Siz bir mevsim olsaydınız hangi mevsim olurdunuz?

Siz sıcak insanı mısınızdır yoksa soğuk insanı mı? Ben soğuk insanıyım, yani kışı daha çok seviyorum galiba. Soğuk, püfür püfür esen rüzgar ve tabii ki kar... Kim kartopu oynamayı, kardan adam yapmayı, karda kaymayı, bembeyaz karda yere yatıp şekiller çıkarmayı sevmez ki? Değil mi? Kar yağarken sıcak sıcak kahveni, sıcak çikolatanı veya salebini yudumlamak ve bir yandan da afiyetle pişirdiğin kestaneleri yemek... Kim istemez? Bir de bunların hepsini sevdiklerinle beraber yapıyorsan... Bu arada kar demişken o da eskisi kadar uğramaz oldu artık. Neyse...

Yazın da ayrı bir güzelliği var tabii, onu da görmezden gelemeyiz. Ama şöyle bir gerçek var ki yazın güzelliğinin tadı paran varsa çıkıyor. Yani paran varsa deniz, kum, güneş; yani tatil var. Paran yoksa sadece beynini eriten bir sıcak var. Ya... Nereden nereye geldik değil mi? Kavurucu yaz sıcaklarından daha da bunaltıcı olan ekonomik inflamasyonlara... İnflamasyon demek istiyorum çünkü ekonomik sorunlar iltihaplı bir hal almaya başladı. Neyse... Konumuz bu değildi. Ne diyorduk biz en son? Yaz diyorduk. Sıcak diyorduk. Evet!

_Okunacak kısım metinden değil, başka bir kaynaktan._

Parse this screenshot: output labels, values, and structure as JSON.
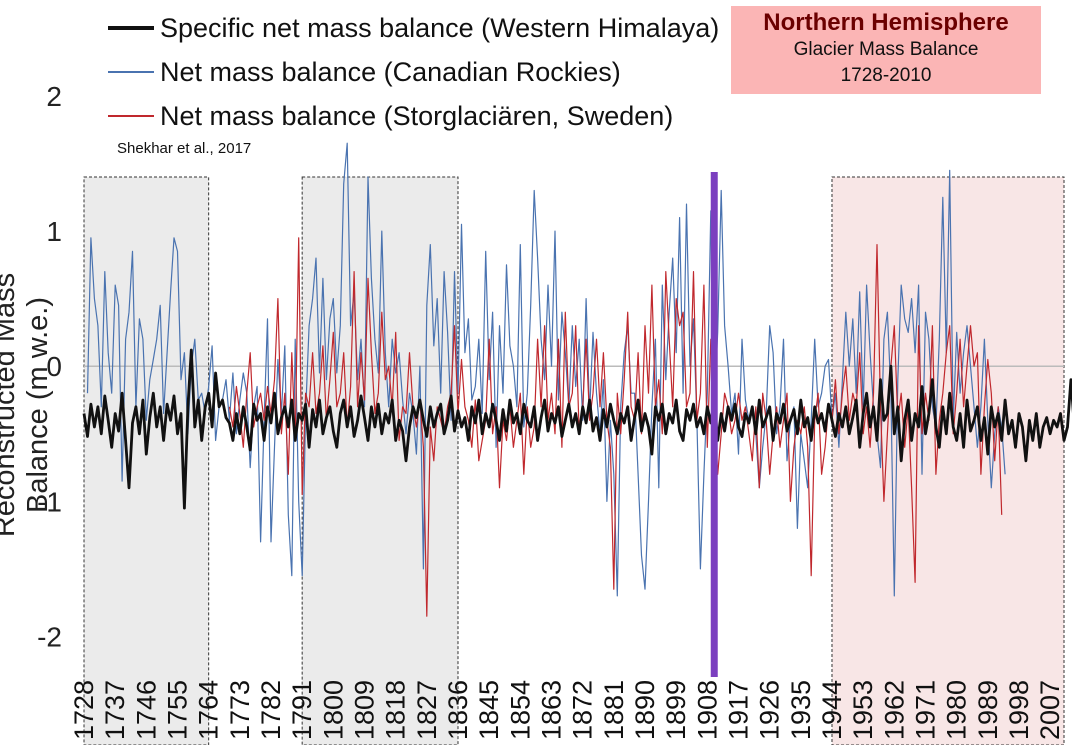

Yaz aylarının sevmediğim bir başka özelliği de beni terletiyor olması ve ben hiç sıcağa gelemeyen birisiyim. Yani terlediğim zaman daha sinirli ve çekilmez bir insan olabiliyorum. Benim odam, evin en çok ve uzun saatler boyunca güneş alan yeri. Bu sebepten, yaz ayları benim gibi insanlar için çekilmez bir çile halini alıyor. Hatta, ben sırf bu yüzden -yani sıcak ve beni terletiyor diye- çayı bile çok içmiyorum. Gerisini siz düşünün artık!